TFP, or Trade for Prints or just “Trade”, is a simple idea. In the current theory, when photographers and models work together, whoever is the most experienced should get paid by the other party. If they are equally experienced, they should trade if they can each add something to the other person’s portfolio. Oversimplified, but that’s the gist.
The Tangled Mess
There are a lot of assumptions in the basic concept that do not hold up under casual scrutiny. Here are a few of my favorites:
- Who is defining experience? Is that measured in years, publications, popularity, income, or followers on a social media platforms?
- What is good portfolio material? A million headshots in, is it possible that a new face walks in that is so striking and expressive that it stands out? It is the Hollywood dream: Be in the right place at the right time. Be discovered!
- Exactly what do we mean by “trade”? Certainly, time and talent is being traded between the two parties. Images, perhaps? If one party is getting something completely new while the other is revisiting old material for a much-needed “refresh”, is that still a trade?

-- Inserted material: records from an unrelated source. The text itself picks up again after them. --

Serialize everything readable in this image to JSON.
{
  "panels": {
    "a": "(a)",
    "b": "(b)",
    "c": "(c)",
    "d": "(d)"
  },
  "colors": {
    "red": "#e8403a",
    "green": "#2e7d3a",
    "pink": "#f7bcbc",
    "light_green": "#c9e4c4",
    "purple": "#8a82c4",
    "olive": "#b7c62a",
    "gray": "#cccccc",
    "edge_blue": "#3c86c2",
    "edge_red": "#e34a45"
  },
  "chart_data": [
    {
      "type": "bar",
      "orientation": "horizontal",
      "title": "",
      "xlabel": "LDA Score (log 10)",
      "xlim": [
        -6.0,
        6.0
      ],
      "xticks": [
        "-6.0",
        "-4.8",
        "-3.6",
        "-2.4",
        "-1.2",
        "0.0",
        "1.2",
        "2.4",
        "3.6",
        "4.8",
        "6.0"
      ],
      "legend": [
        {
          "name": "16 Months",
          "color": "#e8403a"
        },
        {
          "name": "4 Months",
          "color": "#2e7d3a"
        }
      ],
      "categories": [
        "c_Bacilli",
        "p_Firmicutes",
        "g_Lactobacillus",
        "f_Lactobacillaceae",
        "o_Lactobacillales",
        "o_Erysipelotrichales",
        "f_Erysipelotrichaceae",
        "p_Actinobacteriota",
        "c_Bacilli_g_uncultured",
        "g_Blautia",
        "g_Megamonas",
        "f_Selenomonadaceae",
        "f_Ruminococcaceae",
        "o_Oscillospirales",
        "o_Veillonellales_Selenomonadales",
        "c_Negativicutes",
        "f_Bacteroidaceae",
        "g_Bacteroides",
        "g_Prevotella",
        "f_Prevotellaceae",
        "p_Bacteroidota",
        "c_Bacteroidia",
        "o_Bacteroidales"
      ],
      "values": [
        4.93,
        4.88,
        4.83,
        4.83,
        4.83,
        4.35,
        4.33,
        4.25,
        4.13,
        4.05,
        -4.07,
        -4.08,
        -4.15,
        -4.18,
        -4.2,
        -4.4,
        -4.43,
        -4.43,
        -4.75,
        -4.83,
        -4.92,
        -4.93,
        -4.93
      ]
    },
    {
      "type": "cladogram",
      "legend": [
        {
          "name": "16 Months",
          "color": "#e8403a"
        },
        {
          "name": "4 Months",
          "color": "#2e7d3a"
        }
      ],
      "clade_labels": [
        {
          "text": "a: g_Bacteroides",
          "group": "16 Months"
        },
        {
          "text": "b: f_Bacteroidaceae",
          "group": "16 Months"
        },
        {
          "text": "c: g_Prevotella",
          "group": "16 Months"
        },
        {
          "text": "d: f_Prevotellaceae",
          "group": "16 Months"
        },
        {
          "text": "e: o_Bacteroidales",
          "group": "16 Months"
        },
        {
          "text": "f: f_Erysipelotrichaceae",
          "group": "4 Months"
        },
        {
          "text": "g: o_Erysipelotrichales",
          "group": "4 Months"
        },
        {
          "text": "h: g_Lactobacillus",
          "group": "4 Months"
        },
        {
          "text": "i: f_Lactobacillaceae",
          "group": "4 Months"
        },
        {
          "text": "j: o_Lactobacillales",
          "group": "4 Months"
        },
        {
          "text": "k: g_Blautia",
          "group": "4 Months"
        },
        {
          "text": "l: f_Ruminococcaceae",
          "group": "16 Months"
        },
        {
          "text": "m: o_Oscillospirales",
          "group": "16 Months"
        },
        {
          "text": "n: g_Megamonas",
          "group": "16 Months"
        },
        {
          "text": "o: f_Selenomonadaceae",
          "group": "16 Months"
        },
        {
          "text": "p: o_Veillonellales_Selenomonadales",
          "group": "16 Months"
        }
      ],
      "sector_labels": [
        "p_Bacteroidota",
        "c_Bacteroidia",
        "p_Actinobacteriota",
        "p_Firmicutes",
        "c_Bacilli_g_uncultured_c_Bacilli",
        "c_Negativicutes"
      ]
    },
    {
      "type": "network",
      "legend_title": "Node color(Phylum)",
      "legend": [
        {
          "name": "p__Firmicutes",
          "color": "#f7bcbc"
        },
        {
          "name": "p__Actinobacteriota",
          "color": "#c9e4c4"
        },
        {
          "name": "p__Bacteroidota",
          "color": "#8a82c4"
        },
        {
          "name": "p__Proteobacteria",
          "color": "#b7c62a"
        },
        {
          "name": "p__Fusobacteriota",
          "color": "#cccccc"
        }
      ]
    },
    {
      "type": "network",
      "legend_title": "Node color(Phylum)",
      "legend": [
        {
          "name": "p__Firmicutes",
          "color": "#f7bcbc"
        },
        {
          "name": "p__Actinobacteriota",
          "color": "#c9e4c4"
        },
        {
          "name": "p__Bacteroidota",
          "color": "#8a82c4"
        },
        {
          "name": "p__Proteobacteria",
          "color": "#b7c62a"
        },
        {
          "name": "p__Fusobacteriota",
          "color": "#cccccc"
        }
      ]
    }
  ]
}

Trade is quickly tangled in other factors. Speaking from personal experience, I have had models approach me for trade shoots. Once we’ve come to an agreement, they demand to alter the deal. They will be bringing a friend who will get their own shots as part of the trade. They want me to produce head shots on trade but demand I pay them for anything else I want to shoot. One of my favorites is they love my work but realize I don’t have 100,000 followers on their favored social media platform, so I’m not going to get them the requisite exposure.
Tangled Is As Tangled Does
Shooting on trade is not a difficult concept. Stop complicating it with unnecessary modifiers. If someone offers trade and you don’t see the value in it for you, politely decline. If you see someone’s work and decide you really want to work with them, ask for their rates. Stop playing games. Create. Have fun. Find a third party willing to pay you both for content.
Well, except for that part where the “industry” has managed to make third party work a trade for exposure.